Since the prior regulations regarding Section 468A were finalized in December 2010, several nuclear power plants have begun decommissioning, giving rise to questions on the allowable uses of qualified funds for certain decommissioning activities such as spent fuel management and site restoration. The regulation changes in the final rule thus seek to address these questions and provide clarity to the industry.

  • Certain payments are not an act of self-dealing. The final rule adopts the NOPR’s proposal to allow reasonable payments for decommissioning costs to a disqualified person—such as the company contributing to the fund, including its officers and employees, and the trustee—and states that such transactions are not an act of self-dealing.
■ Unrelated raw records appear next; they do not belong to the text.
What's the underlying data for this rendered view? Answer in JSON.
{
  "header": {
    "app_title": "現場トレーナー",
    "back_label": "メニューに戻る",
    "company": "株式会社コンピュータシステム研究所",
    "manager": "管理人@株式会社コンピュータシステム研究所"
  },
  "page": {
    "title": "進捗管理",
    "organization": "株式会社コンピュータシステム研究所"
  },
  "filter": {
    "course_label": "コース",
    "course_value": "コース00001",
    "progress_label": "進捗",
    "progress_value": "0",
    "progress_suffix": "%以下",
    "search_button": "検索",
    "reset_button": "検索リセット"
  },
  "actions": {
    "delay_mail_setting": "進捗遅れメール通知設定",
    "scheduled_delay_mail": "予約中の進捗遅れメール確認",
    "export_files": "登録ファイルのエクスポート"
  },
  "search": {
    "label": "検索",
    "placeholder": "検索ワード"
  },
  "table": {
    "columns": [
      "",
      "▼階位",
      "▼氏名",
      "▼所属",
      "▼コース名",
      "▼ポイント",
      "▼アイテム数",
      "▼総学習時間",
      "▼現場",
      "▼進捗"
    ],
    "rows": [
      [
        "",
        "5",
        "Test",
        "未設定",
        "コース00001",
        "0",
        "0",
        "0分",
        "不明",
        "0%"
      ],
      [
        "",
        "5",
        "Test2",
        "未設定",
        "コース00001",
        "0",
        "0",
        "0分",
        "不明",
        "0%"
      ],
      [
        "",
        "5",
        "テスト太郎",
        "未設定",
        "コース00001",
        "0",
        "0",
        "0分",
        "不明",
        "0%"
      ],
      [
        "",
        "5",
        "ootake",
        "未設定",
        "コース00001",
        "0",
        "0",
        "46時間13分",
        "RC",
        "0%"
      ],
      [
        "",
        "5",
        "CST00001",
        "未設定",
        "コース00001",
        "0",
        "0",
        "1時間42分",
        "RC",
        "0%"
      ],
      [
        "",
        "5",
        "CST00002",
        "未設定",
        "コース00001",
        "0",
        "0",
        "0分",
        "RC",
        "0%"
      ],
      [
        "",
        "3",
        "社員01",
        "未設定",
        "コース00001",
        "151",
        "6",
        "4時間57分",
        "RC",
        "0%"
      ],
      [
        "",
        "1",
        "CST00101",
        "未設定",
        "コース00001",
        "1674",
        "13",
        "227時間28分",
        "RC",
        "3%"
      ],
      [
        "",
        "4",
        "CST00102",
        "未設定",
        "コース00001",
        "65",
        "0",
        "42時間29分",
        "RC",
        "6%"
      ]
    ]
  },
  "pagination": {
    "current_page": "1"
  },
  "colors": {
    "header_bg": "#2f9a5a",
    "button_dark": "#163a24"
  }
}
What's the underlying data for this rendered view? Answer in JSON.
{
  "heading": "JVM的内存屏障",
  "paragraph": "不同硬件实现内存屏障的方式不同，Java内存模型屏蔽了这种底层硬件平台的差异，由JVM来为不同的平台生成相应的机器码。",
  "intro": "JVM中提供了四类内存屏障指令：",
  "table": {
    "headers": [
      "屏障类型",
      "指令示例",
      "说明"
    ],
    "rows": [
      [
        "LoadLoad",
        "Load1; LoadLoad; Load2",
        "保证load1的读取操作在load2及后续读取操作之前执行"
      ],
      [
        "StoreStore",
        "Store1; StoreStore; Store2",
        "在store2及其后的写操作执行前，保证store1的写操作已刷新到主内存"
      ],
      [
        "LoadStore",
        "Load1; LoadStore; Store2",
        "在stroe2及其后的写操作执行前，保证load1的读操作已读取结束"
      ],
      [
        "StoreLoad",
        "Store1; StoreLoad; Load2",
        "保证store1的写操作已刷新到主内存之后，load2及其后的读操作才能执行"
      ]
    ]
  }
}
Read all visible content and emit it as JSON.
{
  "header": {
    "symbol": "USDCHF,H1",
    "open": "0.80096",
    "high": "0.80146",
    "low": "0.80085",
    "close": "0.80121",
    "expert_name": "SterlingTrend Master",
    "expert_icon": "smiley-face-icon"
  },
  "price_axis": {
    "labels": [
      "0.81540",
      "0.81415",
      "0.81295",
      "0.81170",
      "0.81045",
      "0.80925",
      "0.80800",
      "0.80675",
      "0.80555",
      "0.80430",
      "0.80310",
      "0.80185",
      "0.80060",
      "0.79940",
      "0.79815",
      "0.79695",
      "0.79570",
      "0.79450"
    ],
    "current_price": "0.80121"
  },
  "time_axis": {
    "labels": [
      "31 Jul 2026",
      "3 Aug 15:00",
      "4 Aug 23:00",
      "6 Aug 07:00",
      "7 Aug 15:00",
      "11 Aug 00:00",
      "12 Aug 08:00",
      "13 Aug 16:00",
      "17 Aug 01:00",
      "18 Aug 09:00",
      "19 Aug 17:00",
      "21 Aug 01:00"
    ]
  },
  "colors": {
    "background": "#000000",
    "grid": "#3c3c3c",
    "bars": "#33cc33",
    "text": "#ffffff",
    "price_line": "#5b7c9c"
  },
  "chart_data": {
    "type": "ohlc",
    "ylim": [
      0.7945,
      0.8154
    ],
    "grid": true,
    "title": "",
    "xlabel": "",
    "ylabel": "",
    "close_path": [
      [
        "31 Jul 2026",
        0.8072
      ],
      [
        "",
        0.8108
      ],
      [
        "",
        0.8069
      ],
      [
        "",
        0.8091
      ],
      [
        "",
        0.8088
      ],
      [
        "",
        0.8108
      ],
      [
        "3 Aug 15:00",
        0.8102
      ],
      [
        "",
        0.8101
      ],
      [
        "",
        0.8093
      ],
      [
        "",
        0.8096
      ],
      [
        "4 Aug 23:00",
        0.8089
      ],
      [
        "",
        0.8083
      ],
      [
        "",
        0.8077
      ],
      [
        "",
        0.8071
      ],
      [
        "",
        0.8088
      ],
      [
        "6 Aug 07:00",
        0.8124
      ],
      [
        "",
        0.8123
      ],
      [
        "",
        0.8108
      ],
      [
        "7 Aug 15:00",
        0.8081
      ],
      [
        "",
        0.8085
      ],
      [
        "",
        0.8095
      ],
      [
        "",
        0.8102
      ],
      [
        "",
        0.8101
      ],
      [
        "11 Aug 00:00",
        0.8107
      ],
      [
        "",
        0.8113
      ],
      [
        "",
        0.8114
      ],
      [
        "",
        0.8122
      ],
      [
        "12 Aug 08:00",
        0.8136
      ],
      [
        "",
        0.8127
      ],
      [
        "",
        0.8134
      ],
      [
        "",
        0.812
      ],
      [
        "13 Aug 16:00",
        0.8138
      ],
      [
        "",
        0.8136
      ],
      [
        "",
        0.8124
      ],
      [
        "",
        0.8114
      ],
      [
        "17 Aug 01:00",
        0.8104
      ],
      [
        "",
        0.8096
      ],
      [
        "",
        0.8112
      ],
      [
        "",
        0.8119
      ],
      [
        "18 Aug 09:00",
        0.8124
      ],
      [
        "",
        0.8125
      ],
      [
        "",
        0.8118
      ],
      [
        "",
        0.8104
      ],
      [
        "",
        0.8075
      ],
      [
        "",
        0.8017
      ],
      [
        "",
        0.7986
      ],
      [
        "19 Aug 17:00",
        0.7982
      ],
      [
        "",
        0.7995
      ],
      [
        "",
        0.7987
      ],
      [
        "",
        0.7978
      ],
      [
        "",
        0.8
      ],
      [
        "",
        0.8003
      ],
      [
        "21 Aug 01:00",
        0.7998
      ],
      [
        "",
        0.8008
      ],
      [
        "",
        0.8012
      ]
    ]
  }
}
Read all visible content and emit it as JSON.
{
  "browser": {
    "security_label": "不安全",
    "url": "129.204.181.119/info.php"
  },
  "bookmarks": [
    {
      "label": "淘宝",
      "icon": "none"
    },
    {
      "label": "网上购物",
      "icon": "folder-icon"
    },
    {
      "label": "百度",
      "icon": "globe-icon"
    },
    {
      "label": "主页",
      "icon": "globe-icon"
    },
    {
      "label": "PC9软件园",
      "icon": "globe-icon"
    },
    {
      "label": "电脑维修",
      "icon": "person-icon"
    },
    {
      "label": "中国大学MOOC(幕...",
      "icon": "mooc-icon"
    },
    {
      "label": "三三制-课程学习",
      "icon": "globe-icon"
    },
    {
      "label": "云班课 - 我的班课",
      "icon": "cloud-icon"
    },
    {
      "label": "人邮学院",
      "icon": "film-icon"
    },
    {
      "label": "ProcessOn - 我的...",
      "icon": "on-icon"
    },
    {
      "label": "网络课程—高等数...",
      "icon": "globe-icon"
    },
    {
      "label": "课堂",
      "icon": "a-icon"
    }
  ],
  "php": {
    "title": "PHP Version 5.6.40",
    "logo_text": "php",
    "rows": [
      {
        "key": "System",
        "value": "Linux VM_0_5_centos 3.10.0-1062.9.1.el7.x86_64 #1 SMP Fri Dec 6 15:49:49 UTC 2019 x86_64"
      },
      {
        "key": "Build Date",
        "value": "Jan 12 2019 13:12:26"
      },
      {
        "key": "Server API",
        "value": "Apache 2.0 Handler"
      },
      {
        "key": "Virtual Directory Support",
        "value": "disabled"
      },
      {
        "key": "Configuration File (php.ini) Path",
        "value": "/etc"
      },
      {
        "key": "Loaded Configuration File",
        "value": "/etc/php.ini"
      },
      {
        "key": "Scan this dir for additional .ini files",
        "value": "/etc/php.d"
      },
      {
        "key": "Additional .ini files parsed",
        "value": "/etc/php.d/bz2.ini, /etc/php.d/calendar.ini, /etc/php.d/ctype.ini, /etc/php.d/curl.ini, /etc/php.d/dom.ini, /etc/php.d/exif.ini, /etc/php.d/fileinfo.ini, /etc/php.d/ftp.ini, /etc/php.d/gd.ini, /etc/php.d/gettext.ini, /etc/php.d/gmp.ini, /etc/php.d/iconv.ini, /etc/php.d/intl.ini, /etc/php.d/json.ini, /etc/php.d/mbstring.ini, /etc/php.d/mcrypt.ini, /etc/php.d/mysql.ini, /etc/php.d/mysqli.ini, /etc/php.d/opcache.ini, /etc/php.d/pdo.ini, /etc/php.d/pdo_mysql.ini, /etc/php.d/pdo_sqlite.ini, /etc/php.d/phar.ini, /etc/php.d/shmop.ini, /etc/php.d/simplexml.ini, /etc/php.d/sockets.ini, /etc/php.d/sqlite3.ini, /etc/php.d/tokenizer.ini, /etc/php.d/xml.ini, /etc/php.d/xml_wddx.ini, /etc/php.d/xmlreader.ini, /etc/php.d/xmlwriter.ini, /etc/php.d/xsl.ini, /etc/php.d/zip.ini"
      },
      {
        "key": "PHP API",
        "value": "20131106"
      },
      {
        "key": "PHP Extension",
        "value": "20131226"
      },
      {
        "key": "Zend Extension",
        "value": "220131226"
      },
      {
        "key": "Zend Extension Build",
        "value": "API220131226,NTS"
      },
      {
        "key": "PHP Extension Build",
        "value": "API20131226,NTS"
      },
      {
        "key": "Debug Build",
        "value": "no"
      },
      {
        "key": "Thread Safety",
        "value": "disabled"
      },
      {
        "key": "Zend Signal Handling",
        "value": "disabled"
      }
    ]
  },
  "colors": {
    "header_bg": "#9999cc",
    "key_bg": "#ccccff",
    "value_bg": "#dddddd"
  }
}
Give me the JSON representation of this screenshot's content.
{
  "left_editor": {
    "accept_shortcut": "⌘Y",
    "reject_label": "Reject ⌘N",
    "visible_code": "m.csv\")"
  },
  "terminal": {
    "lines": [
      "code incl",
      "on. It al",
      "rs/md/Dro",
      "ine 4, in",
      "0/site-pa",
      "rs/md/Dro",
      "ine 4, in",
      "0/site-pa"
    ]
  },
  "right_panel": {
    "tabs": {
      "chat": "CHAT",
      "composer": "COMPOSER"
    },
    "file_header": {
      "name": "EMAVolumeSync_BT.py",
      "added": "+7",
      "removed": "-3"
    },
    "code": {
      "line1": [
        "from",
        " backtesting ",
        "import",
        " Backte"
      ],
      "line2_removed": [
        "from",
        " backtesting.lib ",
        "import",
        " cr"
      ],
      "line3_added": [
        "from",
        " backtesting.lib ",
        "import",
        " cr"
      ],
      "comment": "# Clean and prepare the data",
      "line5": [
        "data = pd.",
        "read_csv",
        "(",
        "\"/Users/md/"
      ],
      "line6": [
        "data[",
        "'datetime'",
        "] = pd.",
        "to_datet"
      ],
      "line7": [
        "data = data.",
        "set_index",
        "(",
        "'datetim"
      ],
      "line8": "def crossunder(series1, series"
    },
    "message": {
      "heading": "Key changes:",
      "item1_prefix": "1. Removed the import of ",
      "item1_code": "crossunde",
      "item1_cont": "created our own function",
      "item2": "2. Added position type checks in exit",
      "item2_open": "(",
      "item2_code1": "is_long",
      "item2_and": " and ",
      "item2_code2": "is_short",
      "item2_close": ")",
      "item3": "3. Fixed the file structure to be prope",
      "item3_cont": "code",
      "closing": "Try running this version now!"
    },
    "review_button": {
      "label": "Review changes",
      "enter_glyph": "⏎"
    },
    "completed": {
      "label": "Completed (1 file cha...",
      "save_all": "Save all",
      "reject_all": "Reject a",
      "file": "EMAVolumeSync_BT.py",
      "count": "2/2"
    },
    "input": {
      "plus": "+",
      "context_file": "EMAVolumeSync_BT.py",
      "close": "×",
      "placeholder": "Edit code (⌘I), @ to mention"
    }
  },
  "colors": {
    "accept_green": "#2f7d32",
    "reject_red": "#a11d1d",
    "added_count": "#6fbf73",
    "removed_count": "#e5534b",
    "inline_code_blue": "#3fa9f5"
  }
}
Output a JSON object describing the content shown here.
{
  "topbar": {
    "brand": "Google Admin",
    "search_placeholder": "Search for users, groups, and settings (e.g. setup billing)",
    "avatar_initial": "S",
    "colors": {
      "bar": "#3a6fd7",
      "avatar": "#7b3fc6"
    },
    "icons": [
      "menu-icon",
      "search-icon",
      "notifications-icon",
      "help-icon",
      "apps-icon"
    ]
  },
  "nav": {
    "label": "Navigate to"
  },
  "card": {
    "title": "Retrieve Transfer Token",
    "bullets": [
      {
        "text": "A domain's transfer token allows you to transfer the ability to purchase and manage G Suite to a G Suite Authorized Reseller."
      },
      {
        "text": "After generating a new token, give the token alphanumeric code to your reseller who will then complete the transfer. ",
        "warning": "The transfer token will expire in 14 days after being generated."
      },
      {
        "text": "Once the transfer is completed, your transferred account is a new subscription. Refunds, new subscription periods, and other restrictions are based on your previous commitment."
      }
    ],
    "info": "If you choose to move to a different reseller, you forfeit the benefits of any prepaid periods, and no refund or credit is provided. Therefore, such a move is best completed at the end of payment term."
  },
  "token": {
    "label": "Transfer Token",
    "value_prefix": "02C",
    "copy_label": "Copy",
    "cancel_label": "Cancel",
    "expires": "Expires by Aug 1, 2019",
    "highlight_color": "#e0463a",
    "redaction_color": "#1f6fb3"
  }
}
If the total amount of such payment is more than the actual expenses (e.g., for profit or overhead), it does not constitute self-dealing so long as the payment is reasonable as determined under Section 1.162-7 and “not excessive.”
  • Onsite and offsite ISFSI costs are part of “nuclear decommissioning costs.” In response to comments on the NOPR, the IRS and Treasury recognized that the lack of a permanent repository could lead to onsite independent spent fuel storage installations (ISFSIs) becoming overcrowded and cause operators to look to offsite ISFSIs for storage capacity. Thus, the IRS and Treasury broadened the definition of nuclear decommissioning costs to include expenses related to spent fuel storage in both onsite and offsite ISFSIs.
  • Land improvements are also part of “nuclear decommissioning costs.” In response to comments on the NOPR, the IRS and Treasury agreed to allow qualified funds to be used for land improvements. Thus, the definition of nuclear decommissioning costs now includes “all land improvements and otherwise deductible expenses” to be incurred in connection with decommissioning a nuclear power plant.
  • Changes the definition of “substantial completion.” The final rule adopted the NOPR’s proposed change to the definition of “substantial completion.” Thus, substantial completion is that date on which all federal, state, local, and contractual decommissioning liabilities are fully satisfied, so the qualified fund can continue to fund activities at an “ISFSI only” site for many decades after the facility has been otherwise fully decommissioned until final license termination.

Effective Date

The final rule applies to taxable years ending on or after September 4, 2020. Taxpayers who did not request and obtain a schedule of ruling amounts for prior years—as allowed by the NOPR—may apply the rules in the final rule to prior taxable years for which the taxpayer’s deemed payment deadline has not passed before September 4, 2020.